Una hora después marcharon juntos al aeropuerto y una hora después Morini volaba rumbo a Italia.

Por aquella época un crítico serbio hasta entonces insignificante, profesor de alemán en la Universidad de Belgrado, publicó en la revista que animaba Pelletier un curioso artículo que recordaba en cierta manera los hallazgos minúsculos que, muchos años atrás, había dado a la imprenta un crítico francés sobre el marqués de Sade y que consistían en un muestrario facsimilar de papeles sueltos que vagamente atestiguaban el paso del divino marqués por una lavandería, los aide-mémoire de su relación con cierto hombre de teatro, las minutas de un médico con los nombres de los medicamentos recetados, la compra de un jubón, en donde se especificaba la abotonadura y el color, etc., todo ello provisto de un gran aparato de notas de las cuales sólo podía extraerse una conclusión: Sade había existido, Sade había lavado sus ropas y había comprado ropas nuevas y había sostenido correspondencia con seres ya definitivamente borrados por el tiempo.

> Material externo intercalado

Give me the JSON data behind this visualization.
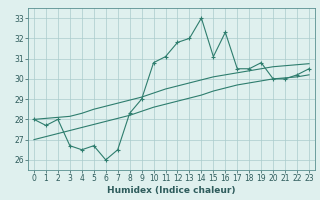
{
  "x_data": [
    0,
    1,
    2,
    3,
    4,
    5,
    6,
    7,
    8,
    9,
    10,
    11,
    12,
    13,
    14,
    15,
    16,
    17,
    18,
    19,
    20,
    21,
    22,
    23
  ],
  "line1_y": [
    28.0,
    27.7,
    28.0,
    26.7,
    26.5,
    26.7,
    26.0,
    26.5,
    28.3,
    29.0,
    30.8,
    31.1,
    31.8,
    32.0,
    33.0,
    31.1,
    32.3,
    30.5,
    30.5,
    30.8,
    30.0,
    30.0,
    30.2,
    30.5
  ],
  "line2_y": [
    28.0,
    28.05,
    28.1,
    28.15,
    28.3,
    28.5,
    28.65,
    28.8,
    28.95,
    29.1,
    29.3,
    29.5,
    29.65,
    29.8,
    29.95,
    30.1,
    30.2,
    30.3,
    30.4,
    30.5,
    30.6,
    30.65,
    30.7,
    30.75
  ],
  "line3_y": [
    27.0,
    27.15,
    27.3,
    27.45,
    27.6,
    27.75,
    27.9,
    28.05,
    28.2,
    28.4,
    28.6,
    28.75,
    28.9,
    29.05,
    29.2,
    29.4,
    29.55,
    29.7,
    29.8,
    29.9,
    30.0,
    30.05,
    30.1,
    30.2
  ],
  "line_color": "#2E7D6E",
  "bg_color": "#DFF0EE",
  "grid_color": "#AACCCC",
  "xlabel": "Humidex (Indice chaleur)",
  "ylim": [
    25.5,
    33.5
  ],
  "xlim": [
    -0.5,
    23.5
  ],
  "yticks": [
    26,
    27,
    28,
    29,
    30,
    31,
    32,
    33
  ],
  "xticks": [
    0,
    1,
    2,
    3,
    4,
    5,
    6,
    7,
    8,
    9,
    10,
    11,
    12,
    13,
    14,
    15,
    16,
    17,
    18,
    19,
    20,
    21,
    22,
    23
  ],
  "tick_fontsize": 5.5,
  "xlabel_fontsize": 6.5
}
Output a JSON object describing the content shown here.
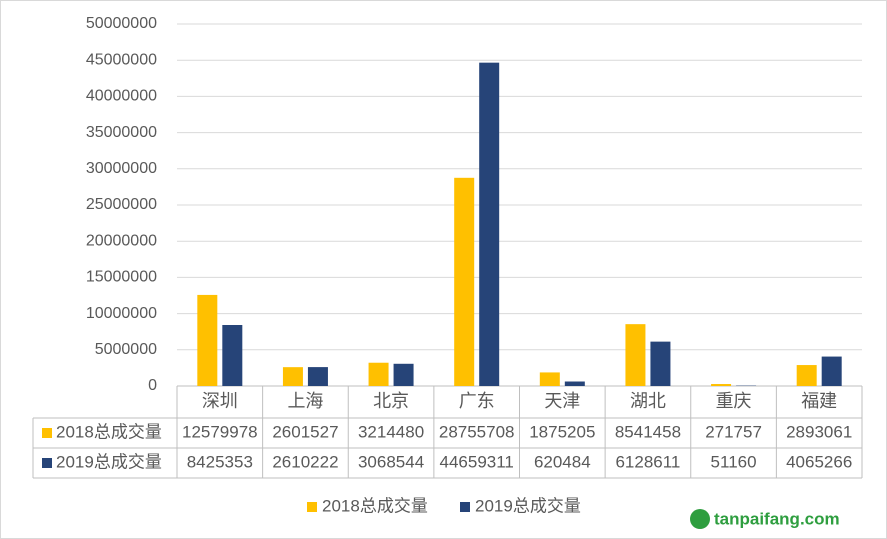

El texto del serbio se le parecía mucho. El personaje rastreado, en este caso, no era Sade sino Archimboldi, y su artículo consistía en una minuciosa y a menudo frustrante indagación que partía de Alemania, seguía por Francia, Suiza, Italia, Grecia, otra vez Italia, y terminaba en una agencia de viajes en Palermo, en donde Archimboldi al parecer había comprado un billete de avión con destino a Marruecos. Un anciano alemán, decía el serbio. Las palabras anciano y alemán utilizadas indistintamente como varitas mágicas para develar un secreto y al mismo tiempo como ejemplo de literatura crítica ultraconcreta, una literatura no especulativa, sin ideas, sin afirmaciones ni negaciones, sin dudas, sin pretensiones de guía, ni a favor ni en contra, sólo un ojo que busca los elementos tangibles y no los juzga sino que los expone fríamente, arqueología del facsímil y por lo mismo arqueología de la fotocopiadora.